Homelab Guardian's safety boundary has four parts:

- **Collectors are read-only.** Detection never modifies services, containers,
  DNS, Home Assistant entities, backup contents, systemd units, certificates,
  disks, or remote hosts.
- **Local runtime state is writable.** Guardian writes reports, SQLite scan
  snapshots, acknowledgments, alert state, and optional retention pruning under
  the configured report/database paths.
- **Outbound integrations are opt-in.** Telegram notifications and AI briefings
  send structured status data only when explicitly enabled.

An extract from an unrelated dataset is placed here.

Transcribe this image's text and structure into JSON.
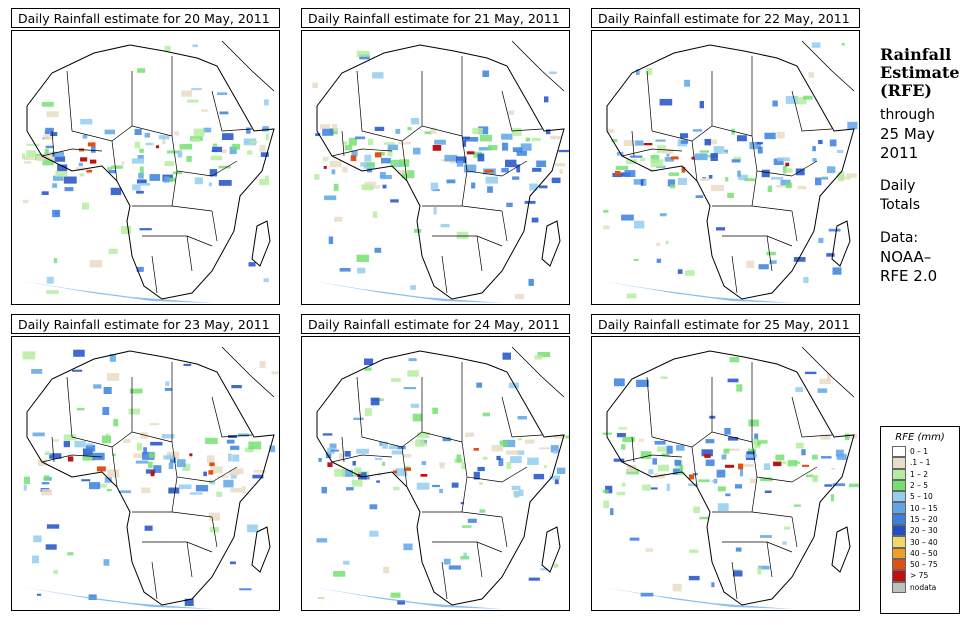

- **Repair is opt-in and human-gated.** With `repair.enabled` (off by default),
  Guardian may *propose* a whitelisted, parameterized fix and execute it **only
  after a human approves the specific proposal** — never raw shell, never an
  AI-generated command, always followed by a verify and an audit record.
  Destructive actions can never auto-approve. See *Approval-gated repair* and
  [docs/repair.md](docs/repair.md).

Recommended actions in reports are diagnostic next steps for the operator;
nothing executes automatically without the approval flow above.